Girls in pink and boys in blue

Girls love dolls, and boys love cars. Common patterns didn’t come from nowhere, but does that mean we have to push our children into them before they discover for themselves what they like best? What we serve them should open them up, stimulate them, attract them. What they learn now, in childhood, is their baggage for life. Shaping the next generation is a responsibility. And this is precisely the task of a designer for children. He has to ask himself many questions. To go back to his own childhood. Recall what entertained him and what didn’t. To understand why. And make use of it.

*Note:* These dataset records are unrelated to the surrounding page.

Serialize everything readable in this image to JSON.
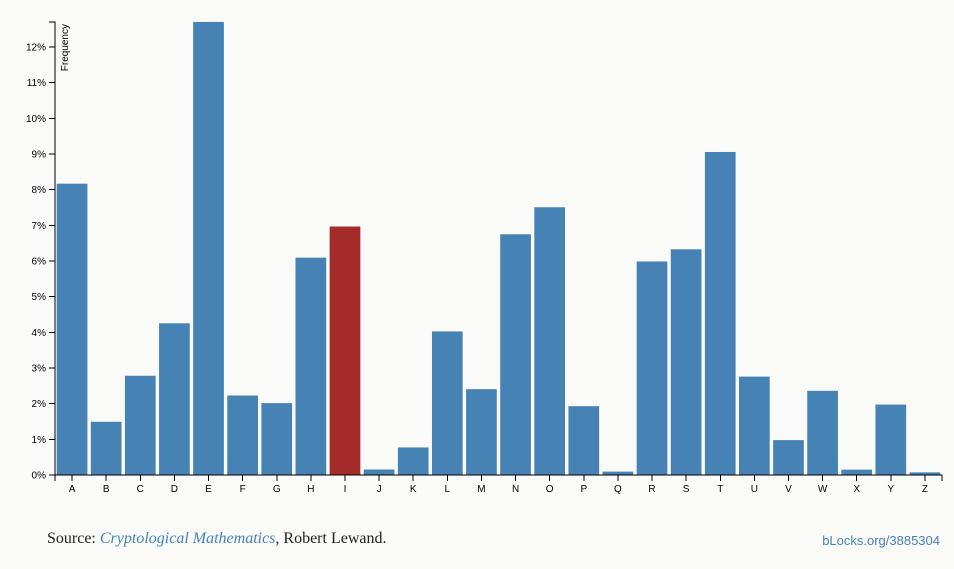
{
  "chart_data": {
    "type": "bar",
    "categories": [
      "A",
      "B",
      "C",
      "D",
      "E",
      "F",
      "G",
      "H",
      "I",
      "J",
      "K",
      "L",
      "M",
      "N",
      "O",
      "P",
      "Q",
      "R",
      "S",
      "T",
      "U",
      "V",
      "W",
      "X",
      "Y",
      "Z"
    ],
    "values": [
      8.167,
      1.492,
      2.782,
      4.253,
      12.702,
      2.228,
      2.015,
      6.094,
      6.966,
      0.153,
      0.772,
      4.025,
      2.406,
      6.749,
      7.507,
      1.929,
      0.095,
      5.987,
      6.327,
      9.056,
      2.758,
      0.978,
      2.36,
      0.15,
      1.974,
      0.074
    ],
    "highlight_category": "I",
    "ylabel": "Frequency",
    "ylim": [
      0,
      12.7
    ],
    "yticks": [
      0,
      1,
      2,
      3,
      4,
      5,
      6,
      7,
      8,
      9,
      10,
      11,
      12
    ],
    "ytick_format": "%",
    "colors": {
      "bar": "#4682b4",
      "highlight": "#a52a2a"
    },
    "grid": false,
    "legend": "none"
  },
  "footer": {
    "source_prefix": "Source: ",
    "source_link_text": "Cryptological Mathematics",
    "source_suffix": ", Robert Lewand.",
    "blocks_link_text": "bLocks.org/3885304"
  }
}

Designers go different ways. Some rely on intuition. When designing, they have fun. This is how the individualized teddy bears of Kalimba, Izabella Gkagkanis, Boska’s, Alelale are created. It’s easy to hug such a toy, no fear of losing a teddy bear’s eye. After all, you can sew a new, different one from an enchanted button found on a walk. Others, like Three Mice or Ziemowit Kalin, think educationally and educationally. Their toys develop skills, teach spatial thinking, planning, patience. They entertain adults and children in equal measure.

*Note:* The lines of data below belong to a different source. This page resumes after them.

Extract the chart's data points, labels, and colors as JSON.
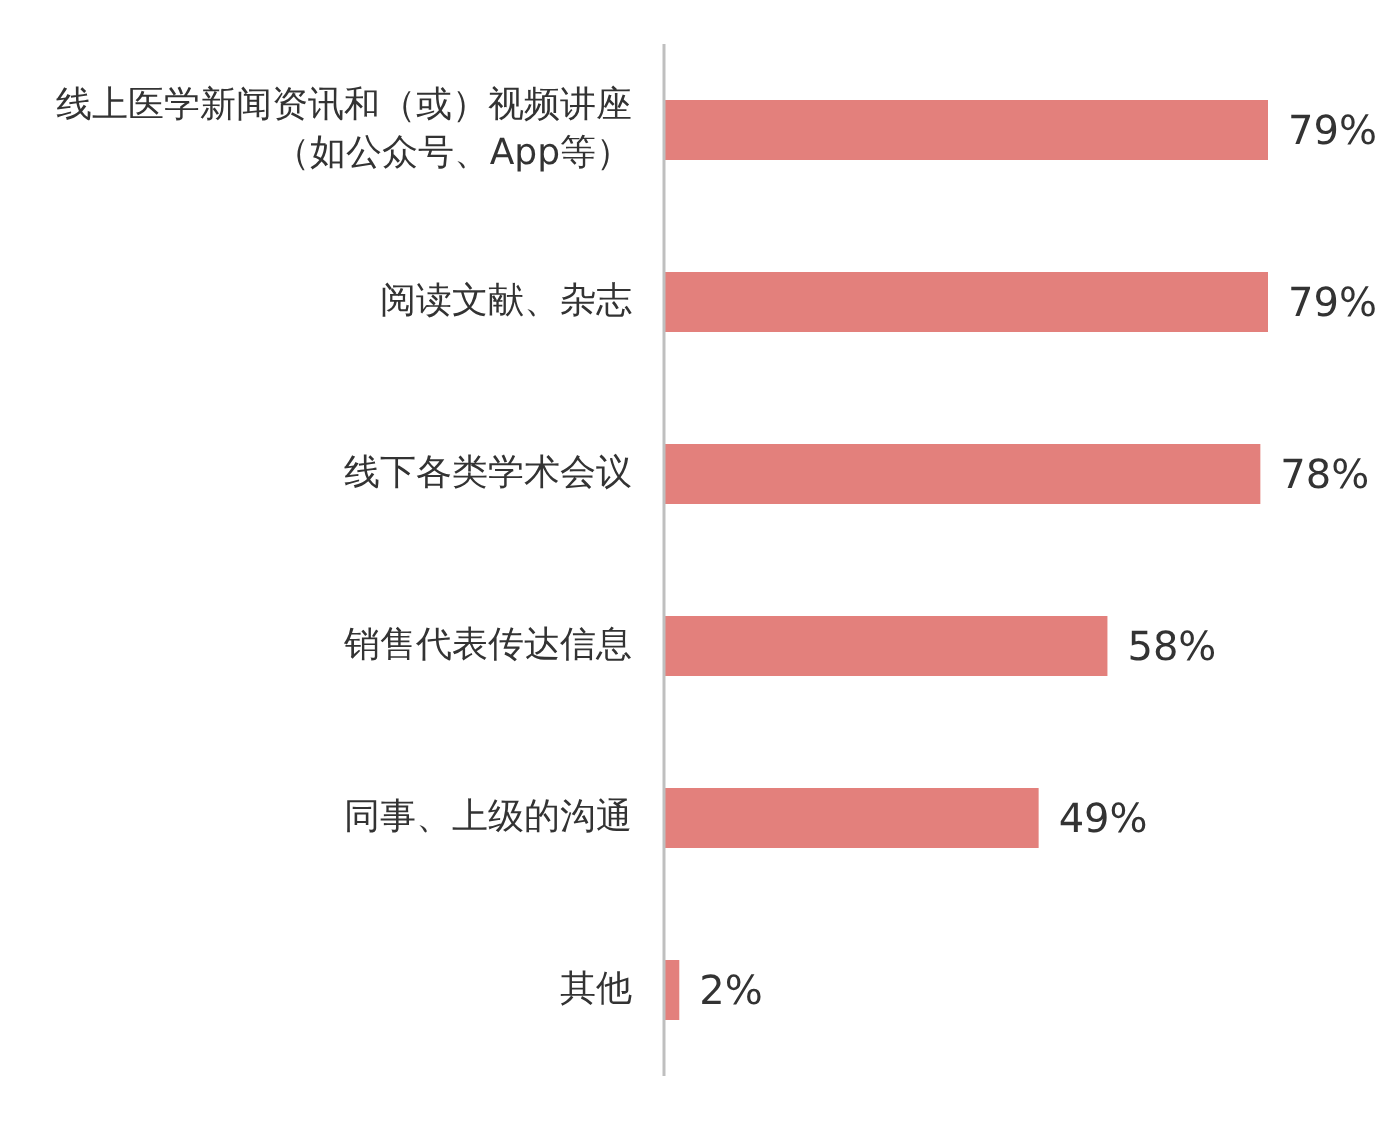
{
  "chart_data": {
    "type": "bar",
    "orientation": "horizontal",
    "categories": [
      "线上医学新闻资讯和（或）视频讲座（如公众号、App等）",
      "阅读文献、杂志",
      "线下各类学术会议",
      "销售代表传达信息",
      "同事、上级的沟通",
      "其他"
    ],
    "values": [
      79,
      79,
      78,
      58,
      49,
      2
    ],
    "value_labels": [
      "79%",
      "79%",
      "78%",
      "58%",
      "49%",
      "2%"
    ],
    "color": "#e3807c"
  }
}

Anyone who designs for children must watch them carefully. The objects that will occupy them do not have to be complicated. A table covered with a blanket, a pile of cushions, a few balls, inflatable swimming wheels. The cushions can be used to make seats or a great hiding place or hat. To tame the balls you can make peas, like Basia Lewandowska. Oskar Zięta’s inflatable Ploop stool wasn’t created with children in mind, yet it’s one of the few times when downsizing an object to childish proportions has yielded good results.

We talk to children about architecture and design. It’s good if they learn what we like. It’s worth using words: pretty, interesting, smart, funny, nice, difficult, ecological… It’s worth explaining why. It’s worth asking and listening to what children answer us.